If you had to do it again today, what would you do?

Especially interested in this part:

> If you have realtime data ingestion, you will also have to build tooling to re-ingest older data that has changed or needed to be amended. This will end up looking like a 'lambda architecture'

battery_cowboy · on April 14, 2020

I'm not a data guy, can you explain this part a bit more if you have time?

> you have realtime data ingestion, you will also have to build tooling to re-ingest older data that has changed or needed to be amended. This will end up looking like a 'lambda architecture'

ignoramous · on April 14, 2020

Lambda architecture for data processing, as popularized by Nathan Marz et al [0], has two components, the Batch layer and the Stream layer. At a high level, Batch trades quality for staleness whilst Stream optimises for freshness at the expense of quality [1].

I believe what GP means by Lambda is that, you'd need a system that batch processes the data to be amended / changed (reprocess older data) but stream processes whatever that's required for real-time [2].

An alternative is the Kappa architecture proposed initially by Jay Kreps [3][4], co-creator of Apache Kafka.

---

[0] https://www.amazon.com/dp/1617290343

[1] https://en.wikipedia.org/wiki/Lambda_architecture

[2] https://speakerdeck.com/druidio/real-time-analytics-with-ope...

[3] https://engineering.linkedin.com/distributed-systems/log-wha...

[4] https://dataintensive.net/

sologoub · on April 15, 2020

The sources are good and thorough, but very long. Here’s an ok summary of kappa proposal: https://milinda.pathirage.org/kappa-architecture.com/

In theory this sounds great, but you have to account for processing capacity.
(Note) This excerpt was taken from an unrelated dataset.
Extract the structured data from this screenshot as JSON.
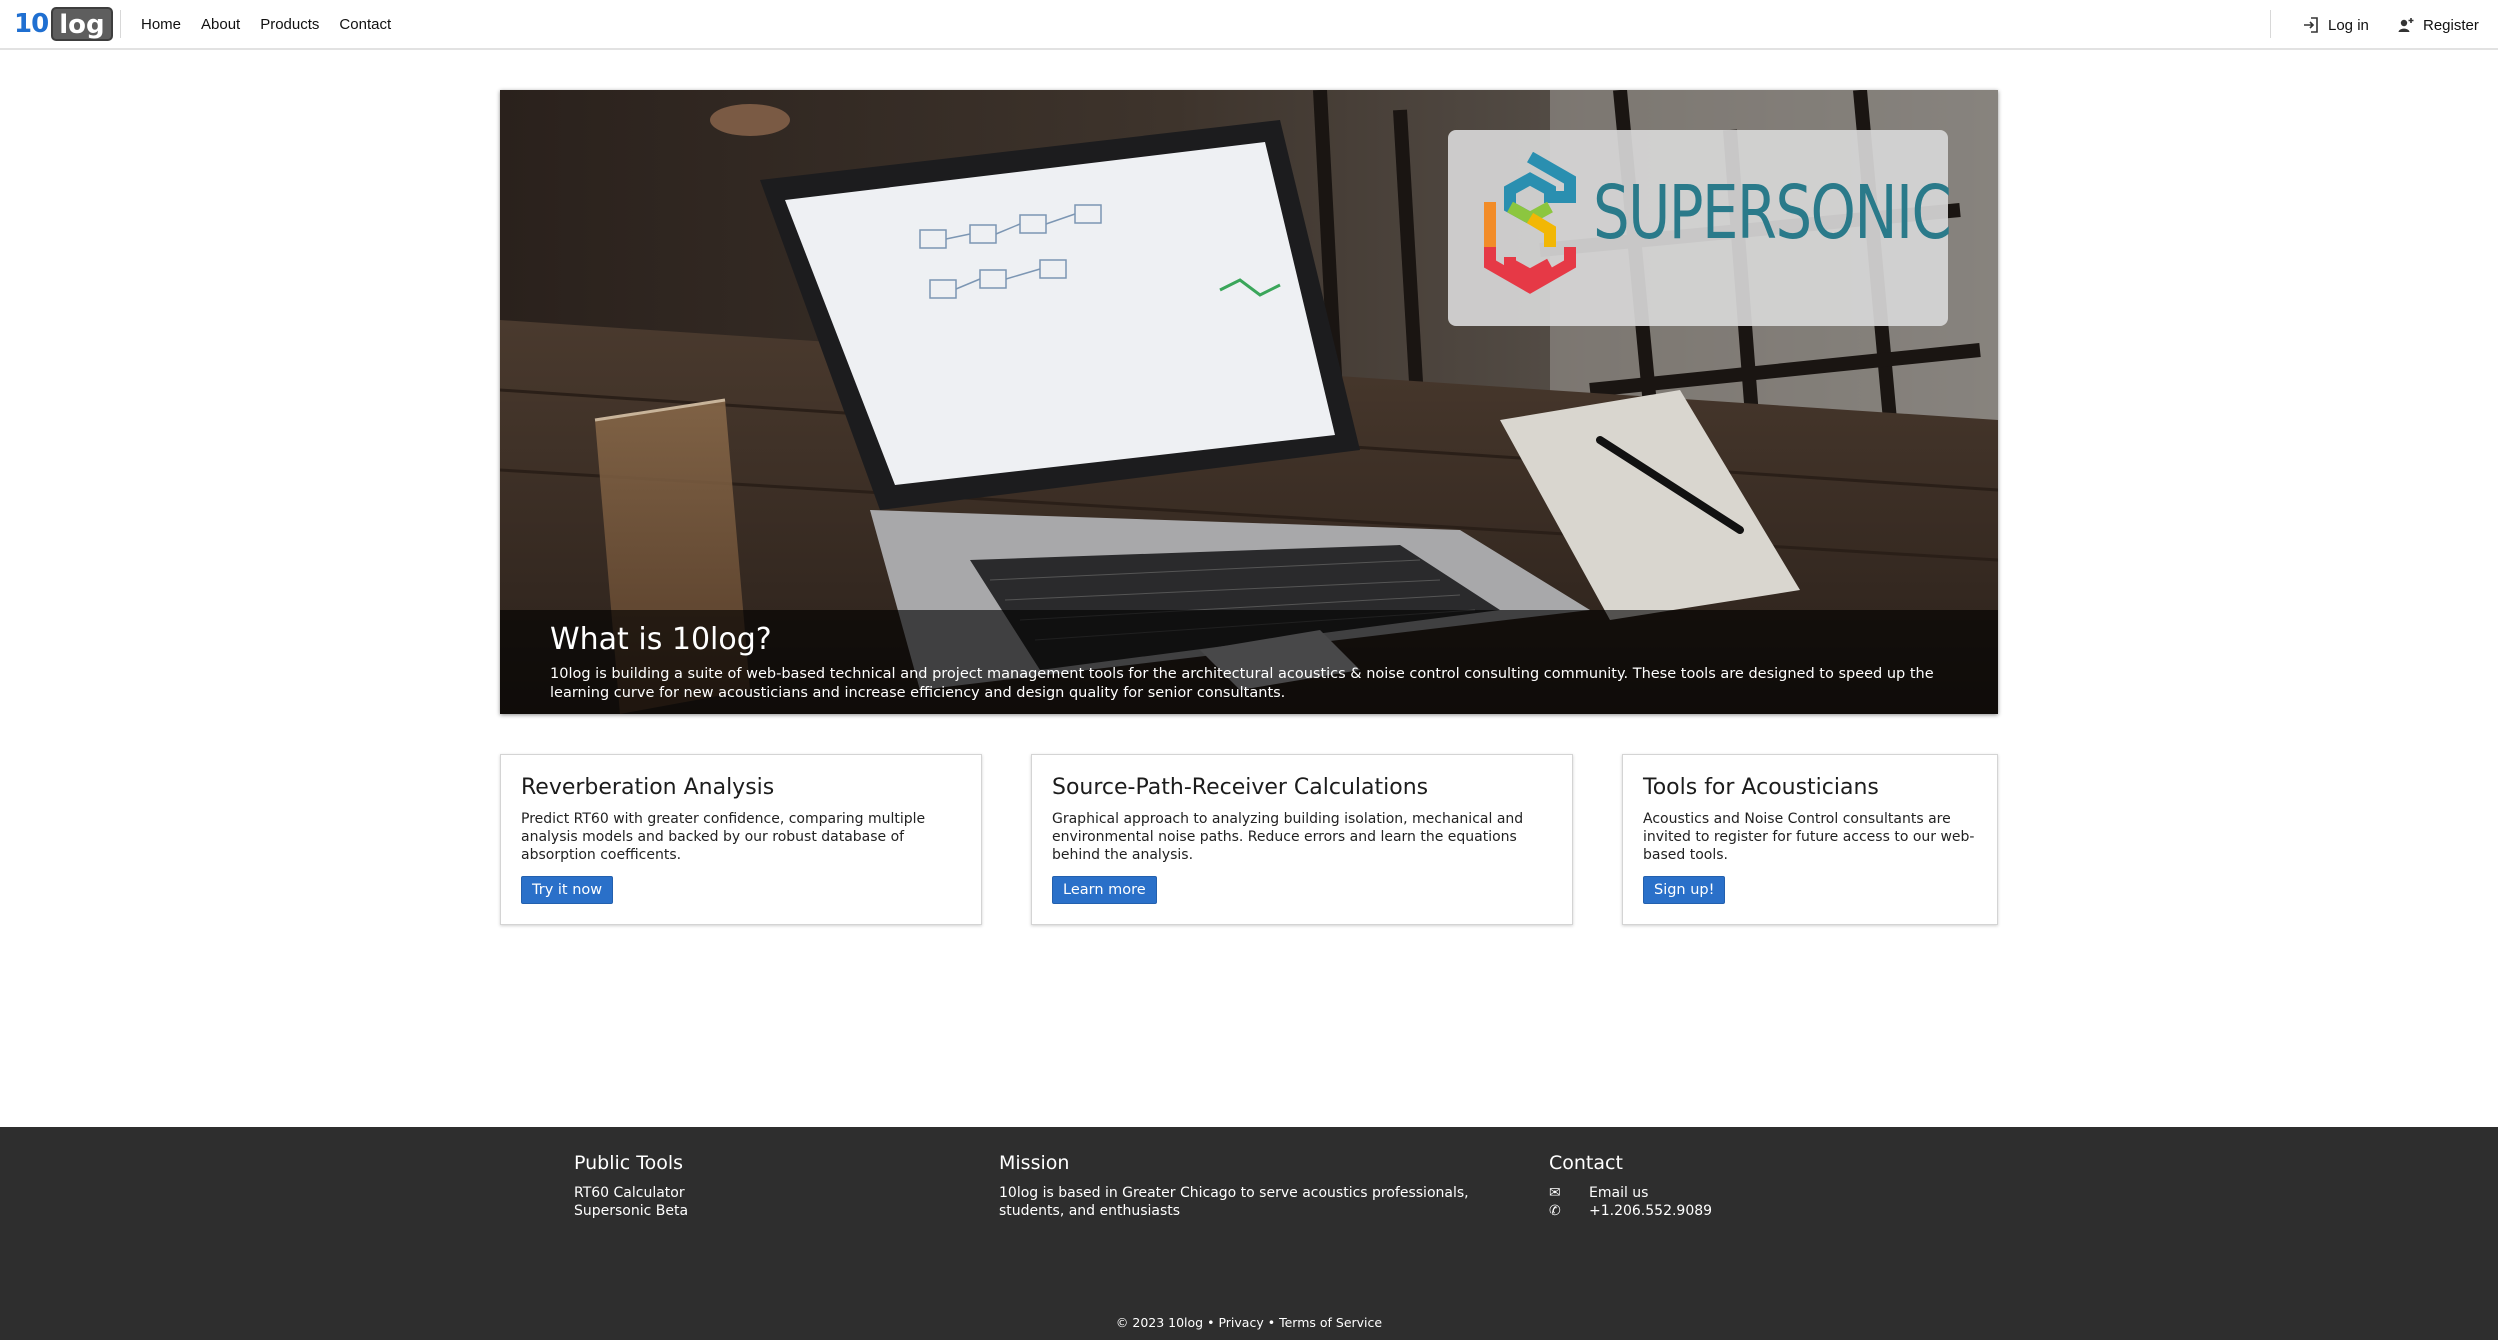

While compute is getting cheaper, one of the key reasons streaming in lambda sacrifices quality over throughput is compute capacity (as well as timing). If you have to feed already stored data through the same streaming pipe, you either have to have a lot of excess capacity, be willing to pay for that additional burst or accept latency in your results (assuming you can keep up with your incoming workload and not lose data). There is no free lunch.

thekhatribharat · on April 15, 2020

Here's a related article: https://medium.com/open-factory/state-of-the-m-art-big-data-...

An excerpt from the article:

Furthermore, the big data tools can be combined using a growing number of data processing architectures — Lambda and Kappa, among others.

battery_cowboy · on April 14, 2020

Thanks so much for the comment, it was very helpful!

jcims · on April 14, 2020

This sounds kind of like splunk. Any similarity?